Multiple tasks/prompts
Fig 1. pi0 learns multiple tasks/prompts plus generalization.
'pick up green cube and place in silver pan'
Note: Green and white cubes NOT in dataset.
- Multiple task prompts: To teach the robot to perform different tasks for different prompts, we used full fine tuning to train the ANRedlich / trossen_ai_stationary_pick_and_place_07 dataset, in which the robot picks up one of two cubes and places it in one of two pans, corresponding to the prompt 'pick up {cube_color} cube and place in {pan_color} pan', where cube_color=['red','blue','pink','yellow','brown'] and pan_color=['silver','yellow']. We then tested by giving the robot one of the dataset prompts, Fig 1. It chose the correct cube to pick up 100% of the time, although it did fail to physically pick up the cube about 25% of the time. After picking up a cube, it placed it in the correct pan 100% of the time.
- Implementation details: To train with different prompts for different tasks, the lerobot dataset must contain a prompt/task for each episode in meta/episodes.jsonl and a list of unique prompts/tasks in meta/tasks.jsonl. For dataset creation, we added prompting to the record option of control_robot.py in our lerobot. Also, for openpi to use prompts in training and policy serving, TrainConfig in training/config.py needs a couple of lines added, see Openpi Experimental Details.

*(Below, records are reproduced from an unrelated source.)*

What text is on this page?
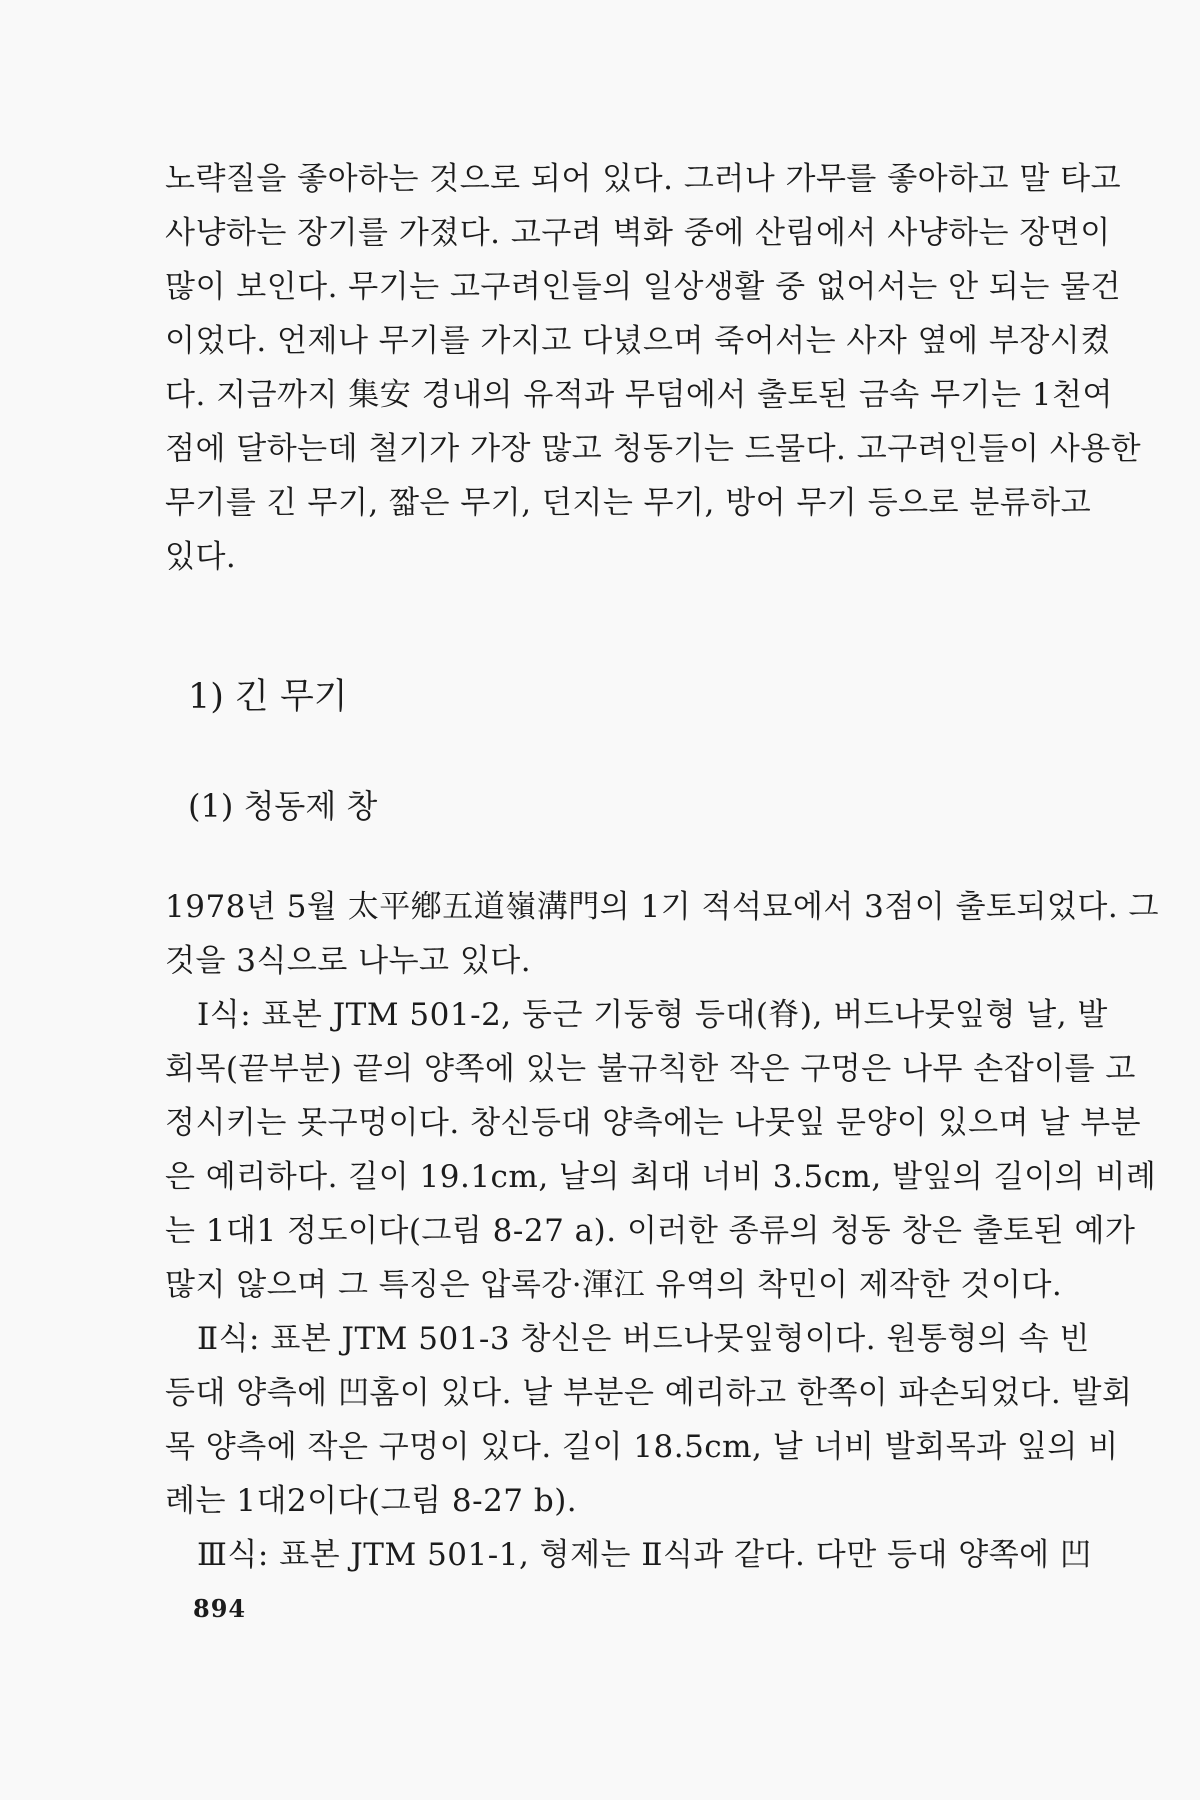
노략질을 좋아하는 것으로 되어 있다. 그러나 가무를 좋아하고 말 타고
사냥하는 장기를 가졌다. 고구려 벽화 중에 산림에서 사냥하는 장면이
많이 보인다. 무기는 고구려인들의 일상생활 중 없어서는 안 되는 물건
이었다. 언제나 무기를 가지고 다녔으며 죽어서는 사자 옆에 부장시켰
다. 지금까지 集安 경내의 유적과 무덤에서 출토된 금속 무기는 1천여
점에 달하는데 철기가 가장 많고 청동기는 드물다. 고구려인들이 사용한
무기를 긴 무기, 짧은 무기, 던지는 무기, 방어 무기 등으로 분류하고
있다.
1) 긴 무기
(1) 청동제 창
1978년 5월 太平鄕五道嶺溝門의 1기 적석묘에서 3점이 출토되었다. 그
것을 3식으로 나누고 있다.
Ⅰ식: 표본 JTM 501-2, 둥근 기둥형 등대(脊), 버드나뭇잎형 날, 발
회목(끝부분) 끝의 양쪽에 있는 불규칙한 작은 구멍은 나무 손잡이를 고
정시키는 못구멍이다. 창신등대 양측에는 나뭇잎 문양이 있으며 날 부분
은 예리하다. 길이 19.1cm, 날의 최대 너비 3.5cm, 발잎의 길이의 비례
는 1대1 정도이다(그림 8-27 a). 이러한 종류의 청동 창은 출토된 예가
많지 않으며 그 특징은 압록강·渾江 유역의 착민이 제작한 것이다.
Ⅱ식: 표본 JTM 501-3 창신은 버드나뭇잎형이다. 원통형의 속 빈
등대 양측에 凹홈이 있다. 날 부분은 예리하고 한쪽이 파손되었다. 발회
목 양측에 작은 구멍이 있다. 길이 18.5cm, 날 너비 발회목과 잎의 비
례는 1대2이다(그림 8-27 b).
Ⅲ식: 표본 JTM 501-1, 형제는 Ⅱ식과 같다. 다만 등대 양쪽에 凹
894
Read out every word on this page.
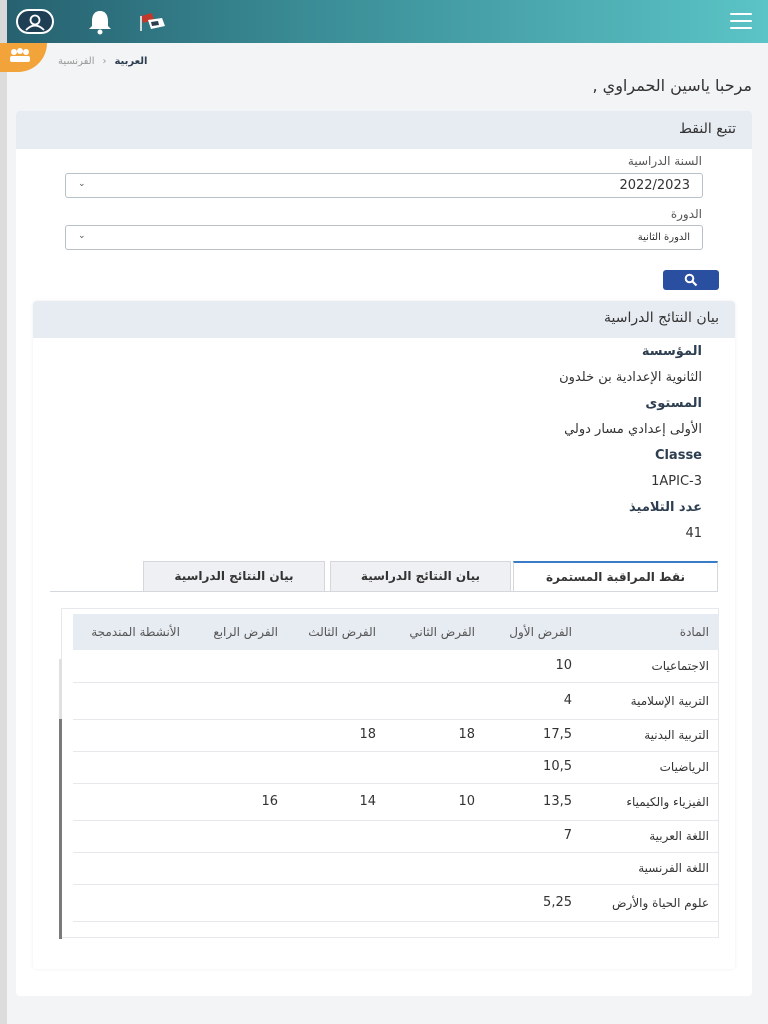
العربية
‹
الفرنسية
مرحبا ياسين الحمراوي ,
تتبع النقط
السنة الدراسية
2022/2023
⌄
الدورة
الدورة الثانية
⌄
بيان النتائج الدراسية
المؤسسة
الثانوية الإعدادية بن خلدون
المستوى
الأولى إعدادي مسار دولي
Classe
1APIC-3
عدد التلاميذ
41
نقط المراقبة المستمرة
بيان النتائج الدراسية
بيان النتائج الدراسية
المادة	الفرض الأول	الفرض الثاني	الفرض الثالث	الفرض الرابع	الأنشطة المندمجة
الاجتماعيات	10				
التربية الإسلامية	4				
التربية البدنية	17,5	18	18		
الرياضيات	10,5				
الفيزياء والكيمياء	13,5	10	14	16	
اللغة العربية	7				
اللغة الفرنسية					
علوم الحياة والأرض	5,25				
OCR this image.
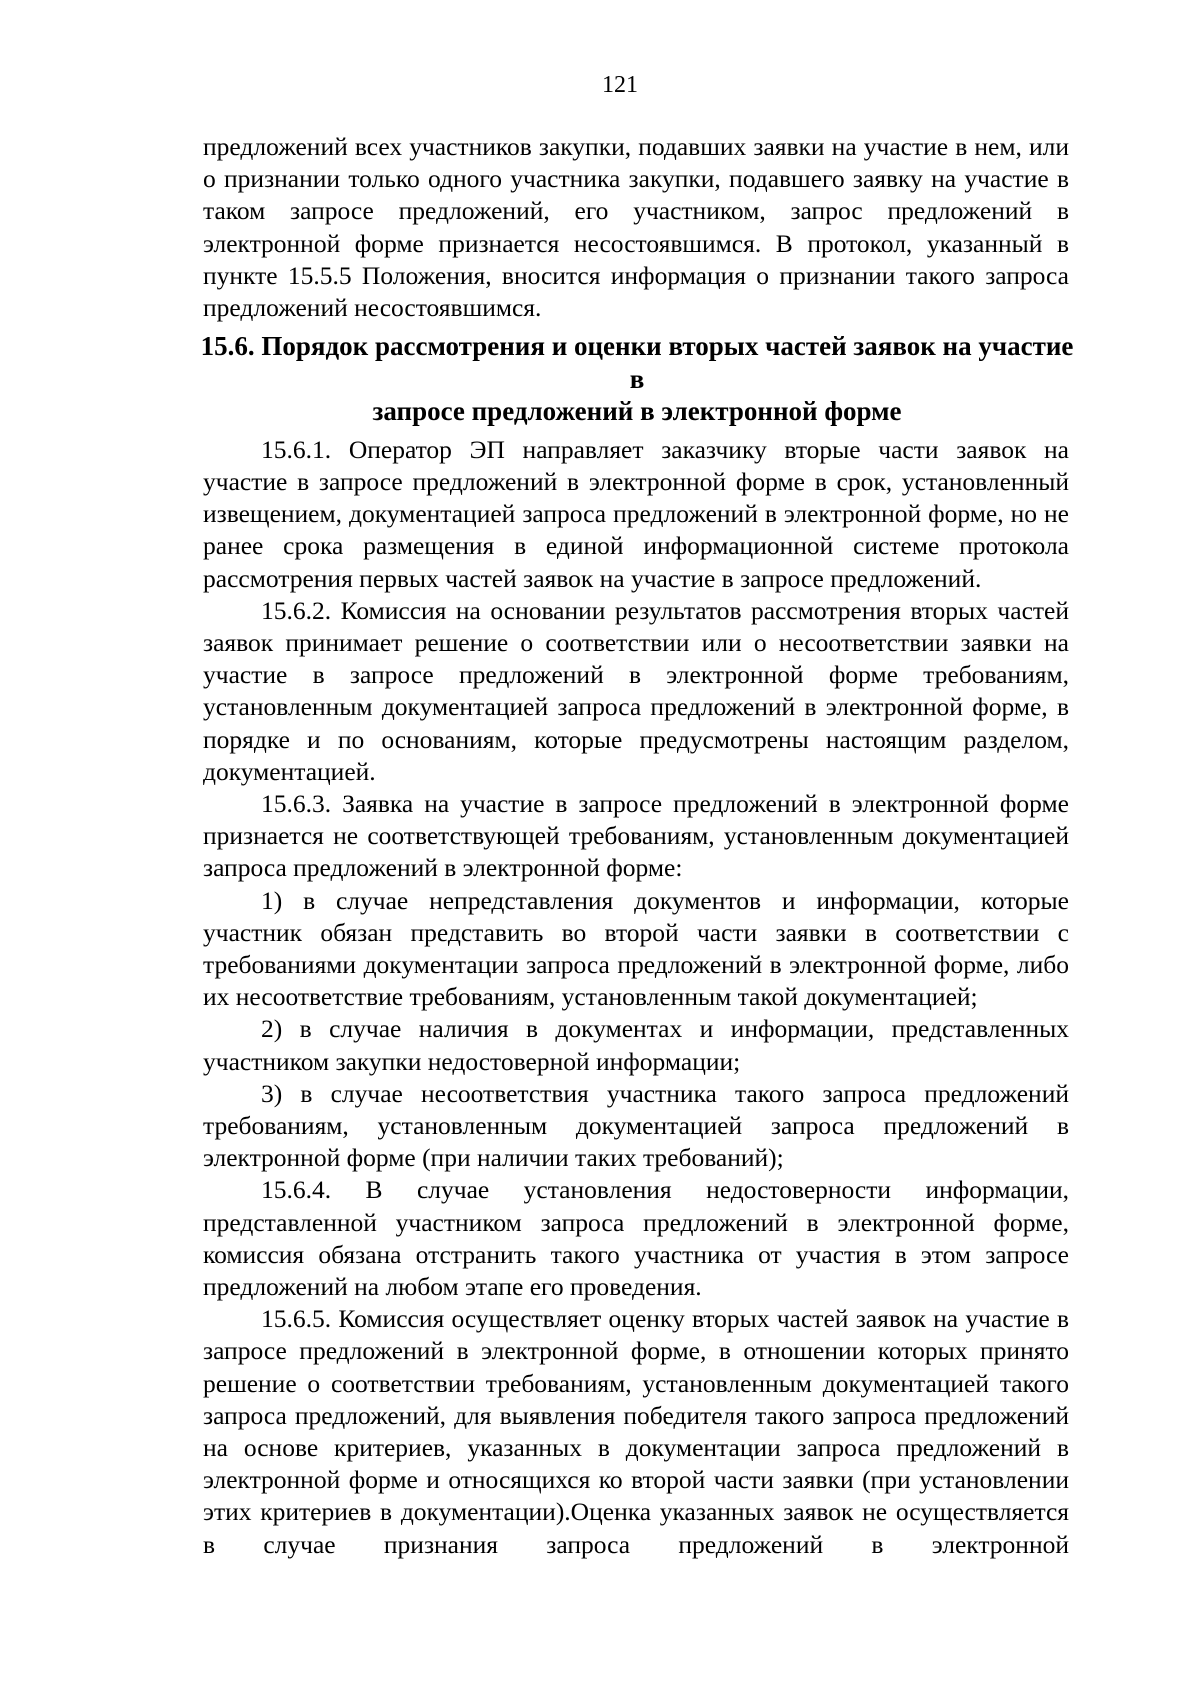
121

предложений всех участников закупки, подавших заявки на участие в нем, или о признании только одного участника закупки, подавшего заявку на участие в таком запросе предложений, его участником, запрос предложений в электронной форме признается несостоявшимся. В протокол, указанный в пункте 15.5.5 Положения, вносится информация о признании такого запроса предложений несостоявшимся.

15.6. Порядок рассмотрения и оценки вторых частей заявок на участие в
запросе предложений в электронной форме

15.6.1. Оператор ЭП направляет заказчику вторые части заявок на участие в запросе предложений в электронной форме в срок, установленный извещением, документацией запроса предложений в электронной форме, но не ранее срока размещения в единой информационной системе протокола рассмотрения первых частей заявок на участие в запросе предложений.

15.6.2. Комиссия на основании результатов рассмотрения вторых частей заявок принимает решение о соответствии или о несоответствии заявки на участие в запросе предложений в электронной форме требованиям, установленным документацией запроса предложений в электронной форме, в порядке и по основаниям, которые предусмотрены настоящим разделом, документацией.

15.6.3. Заявка на участие в запросе предложений в электронной форме признается не соответствующей требованиям, установленным документацией запроса предложений в электронной форме:

1) в случае непредставления документов и информации, которые участник обязан представить во второй части заявки в соответствии с требованиями документации запроса предложений в электронной форме, либо их несоответствие требованиям, установленным такой документацией;

2) в случае наличия в документах и информации, представленных участником закупки недостоверной информации;

3) в случае несоответствия участника такого запроса предложений требованиям, установленным документацией запроса предложений в электронной форме (при наличии таких требований);

15.6.4. В случае установления недостоверности информации, представленной участником запроса предложений в электронной форме, комиссия обязана отстранить такого участника от участия в этом запросе предложений на любом этапе его проведения.

15.6.5. Комиссия осуществляет оценку вторых частей заявок на участие в запросе предложений в электронной форме, в отношении которых принято решение о соответствии требованиям, установленным документацией такого запроса предложений, для выявления победителя такого запроса предложений на основе критериев, указанных в документации запроса предложений в электронной форме и относящихся ко второй части заявки (при установлении этих критериев в документации).Оценка указанных заявок не осуществляется в случае признания запроса предложений в электронной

- Task generalization: To test task generalization, we used cubes with colors NOT in the training set. For example, we tested with a green and a white cube using the prompt 'pick up green cube and place in silver pan', see Figs 1,2 and 'pick up white cube and place in silver pan', see Figs 3,4. This shows that task learning in pi0 is able to generalize, most likely coming from language understanding in PaliGemma and/or from pre-training of the pi0 model.
Fig 2. pi0 learns multiple tasks/prompts plus generalization.
'pick up green cube and place in silver pan'
Compared to Fig 1, shows pi0 is using color, not position.
Fig 3. pi0 learns multiple tasks/prompts plus generalization.
Compared to Fig 1,2, shows pi0 wasn't just lucky in knowing green.
Fig 4. pi0 learns multiple tasks/prompts plus generalization.
Compared to Fig 3, again, shows pi0 is using color, not position.
Sub-task learning
Fig 5. pi0.5 sub-task policy with voice control.
'pick up {color} cube and place in green bucket'
pi0.5 performs sub-tasks smoothly in any order.
- Building a sub-task dataset: The multi-task dataset used above was obtained one high level task at a time with the robot starting at home position before each high level task. In this case, the high level task is 'put all cubes in the bucket'. Sub-tasks, on the other hand, cannot be recorded one at a time, returning to home each time, because they need to flow into each other naturally. So to create a sub-task dataset, we first record a high level task containing multiple sub-tasks, and then use our dataset_splitter.py tool to split this high level episode into multiple sub-task episodes. The dataset used in this section, ANRedlich/trossen_ai_stationary_pick_and_place_09, was built in this way, thus splitting the high level task 'put all cubes in the bucket' into sub-tasks of the form 'place the red cube in the green bucket'.
- Human voice control: To facilitate human high level control of the robot, we added an ReSpeaker microphone, together with Silero VAD to detect speech automatically and faster-whisper for speech to text conversion; see voice_command.py in our openpi trossen_ai example. When the VAD detects speech such as 'pick up the blue cube', the closest prompt is sent to the pi0 or pi0.5 policy and that sub-task is performed, see Fig 5.
- pi0.5 vs pi0: pi0.5 does much better than pi0 when trained on the same multi-sub-task dataset: Compare Fig 5 to 6. Although pi0 does seem to conceptually understand the sub-tasks -- it tries to pick up the correct cube -- it is not as good as pi0.5 at precisely grabbing the cubes.
Fig 6. pi0 sub-task policy with voice control.
pi0/pi0.5 both understand sub-tasks, but pi0.5 picks up objects better.
High-level Control
Fig 7. pi0.5 sub-task policy with Gemini Robotics ER-1.5 HL control.
GR is served remotely, hence the latency between sub-tasks.
GR replaces human voice control in Fig 4,5. Turn on sound to hear GR.
-
We also replaced human high level (HL) voice control with Gemini Robotics ER-1.5 (GR), Fig 7. GR is a VLM specifically trained as a HL robot controller. The GR model can be integrated into python code, but is served over the web remotely, which does introduce latency of at least 3 seconds, and intermittently takes up to 15 seconds. However, it can control a pi0 or pi0.5 policy to execute sub-tasks in the desired order to complete a high level task. It should be noted that, in principle, pi0.5 can learn HL task control, but this option does not seem available through openpi.